Berdal J-E, Smith-Erichsen N, Bjørnholt J V, Blomfeldt A, Bukholm G
Medical Department, Akerhus University Hospital, University of Oslo, Nordbyhagen, Norway.
Acta Anaesthesiol Scand. 2006 Oct;50(9):1095-102. doi: 10.1111/j.1399-6576.2006.01044.x.
Contaminated oral swabs caused a nationwide monoclonal Pseudomonas aeruginosa outbreak involving 27 Norwegian hospitals. The aim of the study was to study the consequences on mortality and morbidity of the introduction of this P. aeruginosa strain to intensive care unit (ICU) patients.
Forty-four out of 96 patients admitted to the general ICU of Akershus University Hospital during the outbreak, ventilated for more than 24 h and with at least one microbiological sample, were included and followed until death or hospital discharge. All isolated P. aeruginosa strains were genotyped. Demographic data, admission diagnosis, Simplified Acute Physiology Score II (SAPS II), Sequential Organ Failure Assessment (SOFA) score, comorbidities, and antibiotics used in the first week were recorded.
The outbreak strain was found in 18 patients (41%) of whom seven became infected. Median time to the first positive culture was 4 days. These 18 patients spent a significantly longer time on mechanical ventilation (P =0.03) and had a significantly higher hospital mortality, 55.5% vs. 19.2% (P =0.03), than non-colonized patients. The number of patients with severe underlying disease was significantly higher (P =0.01) and the decline in SOFA score was significantly slower in the pseudomonas group (P =0.02). Irrespective of colonization status, patients with severe underlying disease had a significantly higher mortality (58%) than those without (16%) (P =0.009).
Use of contaminated oral swabs led to a high rate of early airways colonization.
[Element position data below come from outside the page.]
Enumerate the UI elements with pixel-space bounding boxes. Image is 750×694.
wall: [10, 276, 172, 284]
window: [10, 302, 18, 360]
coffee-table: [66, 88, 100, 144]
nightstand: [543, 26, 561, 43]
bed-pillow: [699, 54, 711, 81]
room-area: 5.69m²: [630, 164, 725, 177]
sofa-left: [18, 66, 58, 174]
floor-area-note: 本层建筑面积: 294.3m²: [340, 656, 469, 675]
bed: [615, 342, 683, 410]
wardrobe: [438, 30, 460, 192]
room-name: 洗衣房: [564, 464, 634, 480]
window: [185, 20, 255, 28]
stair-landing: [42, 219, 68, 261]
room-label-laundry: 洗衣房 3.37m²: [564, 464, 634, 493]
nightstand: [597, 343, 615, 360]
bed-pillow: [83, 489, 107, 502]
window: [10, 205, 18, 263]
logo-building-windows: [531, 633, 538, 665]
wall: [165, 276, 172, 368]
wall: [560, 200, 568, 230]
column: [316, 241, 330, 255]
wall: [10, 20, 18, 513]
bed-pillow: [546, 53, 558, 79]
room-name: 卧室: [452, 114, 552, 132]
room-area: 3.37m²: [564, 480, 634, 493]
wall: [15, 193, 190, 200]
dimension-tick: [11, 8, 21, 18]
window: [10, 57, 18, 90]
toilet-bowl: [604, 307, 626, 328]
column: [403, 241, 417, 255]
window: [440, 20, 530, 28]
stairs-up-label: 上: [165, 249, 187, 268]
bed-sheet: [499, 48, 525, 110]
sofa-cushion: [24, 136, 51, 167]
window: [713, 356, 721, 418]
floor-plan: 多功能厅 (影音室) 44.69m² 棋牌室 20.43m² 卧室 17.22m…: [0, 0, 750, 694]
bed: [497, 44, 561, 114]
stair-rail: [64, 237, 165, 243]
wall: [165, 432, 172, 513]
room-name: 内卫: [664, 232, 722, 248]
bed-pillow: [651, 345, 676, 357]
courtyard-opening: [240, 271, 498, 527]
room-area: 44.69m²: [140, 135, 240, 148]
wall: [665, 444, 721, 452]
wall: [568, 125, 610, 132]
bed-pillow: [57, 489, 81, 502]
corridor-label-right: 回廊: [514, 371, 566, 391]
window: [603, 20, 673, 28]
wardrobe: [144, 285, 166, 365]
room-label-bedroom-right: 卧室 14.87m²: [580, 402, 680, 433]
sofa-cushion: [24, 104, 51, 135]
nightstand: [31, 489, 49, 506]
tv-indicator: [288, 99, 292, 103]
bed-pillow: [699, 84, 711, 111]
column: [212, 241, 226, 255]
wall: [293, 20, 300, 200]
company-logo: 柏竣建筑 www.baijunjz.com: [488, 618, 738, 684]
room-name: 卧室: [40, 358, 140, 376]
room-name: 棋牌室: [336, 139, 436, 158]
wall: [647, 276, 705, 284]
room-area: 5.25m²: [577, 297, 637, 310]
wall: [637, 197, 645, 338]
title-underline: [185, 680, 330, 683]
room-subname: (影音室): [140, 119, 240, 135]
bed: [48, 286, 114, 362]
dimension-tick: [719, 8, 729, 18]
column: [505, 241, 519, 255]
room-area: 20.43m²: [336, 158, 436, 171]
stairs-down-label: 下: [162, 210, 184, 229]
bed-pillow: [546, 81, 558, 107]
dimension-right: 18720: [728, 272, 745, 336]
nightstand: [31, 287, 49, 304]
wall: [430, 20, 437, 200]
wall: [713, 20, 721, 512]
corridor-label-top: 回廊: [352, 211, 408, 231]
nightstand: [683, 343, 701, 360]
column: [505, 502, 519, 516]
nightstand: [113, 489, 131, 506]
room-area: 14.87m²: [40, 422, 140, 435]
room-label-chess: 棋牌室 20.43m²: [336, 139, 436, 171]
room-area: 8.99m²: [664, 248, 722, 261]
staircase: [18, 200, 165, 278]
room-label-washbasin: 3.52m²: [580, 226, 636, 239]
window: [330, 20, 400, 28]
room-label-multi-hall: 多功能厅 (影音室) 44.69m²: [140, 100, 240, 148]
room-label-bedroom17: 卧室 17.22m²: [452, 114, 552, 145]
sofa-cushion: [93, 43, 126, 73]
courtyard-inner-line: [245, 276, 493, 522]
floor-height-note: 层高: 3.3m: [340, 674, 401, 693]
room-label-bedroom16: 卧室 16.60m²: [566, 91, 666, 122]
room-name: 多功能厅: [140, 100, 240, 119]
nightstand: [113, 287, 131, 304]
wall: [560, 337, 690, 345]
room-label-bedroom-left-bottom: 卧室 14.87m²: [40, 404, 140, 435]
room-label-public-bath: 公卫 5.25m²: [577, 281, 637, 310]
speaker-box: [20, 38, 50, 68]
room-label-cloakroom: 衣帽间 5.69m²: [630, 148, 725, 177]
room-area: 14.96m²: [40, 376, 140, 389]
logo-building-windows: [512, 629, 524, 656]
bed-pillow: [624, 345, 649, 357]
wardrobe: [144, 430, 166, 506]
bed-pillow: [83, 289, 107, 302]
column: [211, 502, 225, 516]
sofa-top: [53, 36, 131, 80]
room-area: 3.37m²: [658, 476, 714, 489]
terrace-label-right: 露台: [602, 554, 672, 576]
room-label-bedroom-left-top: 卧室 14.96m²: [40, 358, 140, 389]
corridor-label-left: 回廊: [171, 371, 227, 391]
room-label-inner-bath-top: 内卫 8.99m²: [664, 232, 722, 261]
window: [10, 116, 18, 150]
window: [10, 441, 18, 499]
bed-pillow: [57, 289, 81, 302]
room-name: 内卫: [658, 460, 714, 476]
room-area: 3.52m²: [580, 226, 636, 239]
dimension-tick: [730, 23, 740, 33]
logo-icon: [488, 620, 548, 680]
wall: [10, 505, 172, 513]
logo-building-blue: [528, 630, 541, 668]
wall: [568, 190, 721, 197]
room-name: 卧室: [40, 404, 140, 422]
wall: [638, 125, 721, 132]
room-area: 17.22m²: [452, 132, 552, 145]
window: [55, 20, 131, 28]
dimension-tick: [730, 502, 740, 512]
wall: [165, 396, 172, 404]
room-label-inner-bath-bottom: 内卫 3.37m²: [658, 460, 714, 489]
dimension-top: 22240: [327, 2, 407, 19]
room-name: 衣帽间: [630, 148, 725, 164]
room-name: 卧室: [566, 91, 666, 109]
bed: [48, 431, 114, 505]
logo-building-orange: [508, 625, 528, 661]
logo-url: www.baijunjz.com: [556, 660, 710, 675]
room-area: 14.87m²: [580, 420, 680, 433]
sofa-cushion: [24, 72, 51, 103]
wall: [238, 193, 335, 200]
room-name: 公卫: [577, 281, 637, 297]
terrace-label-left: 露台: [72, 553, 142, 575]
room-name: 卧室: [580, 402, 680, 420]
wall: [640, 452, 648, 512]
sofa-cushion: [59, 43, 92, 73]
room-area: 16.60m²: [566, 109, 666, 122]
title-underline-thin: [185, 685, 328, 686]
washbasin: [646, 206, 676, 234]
Patients with severe underlying disease were more likely to become colonized, but whether colonization has any influence on hospital mortality requires further study.
受污染的口腔拭子引发了一场涉及挪威27家医院的全国性铜绿假单胞菌单克隆暴发。本研究的目的是探讨将这种铜绿假单胞菌菌株引入重症监护病房(ICU)患者后对死亡率和发病率的影响。
在暴发期间入住阿克什胡斯大学医院综合ICU的96例患者中,选取44例通气时间超过24小时且至少有一份微生物样本的患者,进行随访直至死亡或出院。对所有分离出的铜绿假单胞菌菌株进行基因分型。记录人口统计学数据、入院诊断、简化急性生理学评分II(SAPS II)、序贯器官衰竭评估(SOFA)评分、合并症以及第一周使用的抗生素。
在18例患者(41%)中发现了暴发菌株,其中7例发生感染。首次阳性培养的中位时间为4天。与未定植患者相比,这18例患者机械通气时间显著更长(P =0.03),医院死亡率显著更高,分别为55.5%和19.2%(P =0.03)。假单胞菌组中患有严重基础疾病的患者数量显著更多(P =0.01),SOFA评分下降显著更慢(P =0.02)。无论定植状态如何,患有严重基础疾病的患者死亡率显著高于无严重基础疾病的患者(58%对16%)(P =0.009)。
使用受污染的口腔拭子导致早期气道定植率很高。患有严重基础疾病的患者更容易定植,但定植是否对医院死亡率有任何影响需要进一步研究。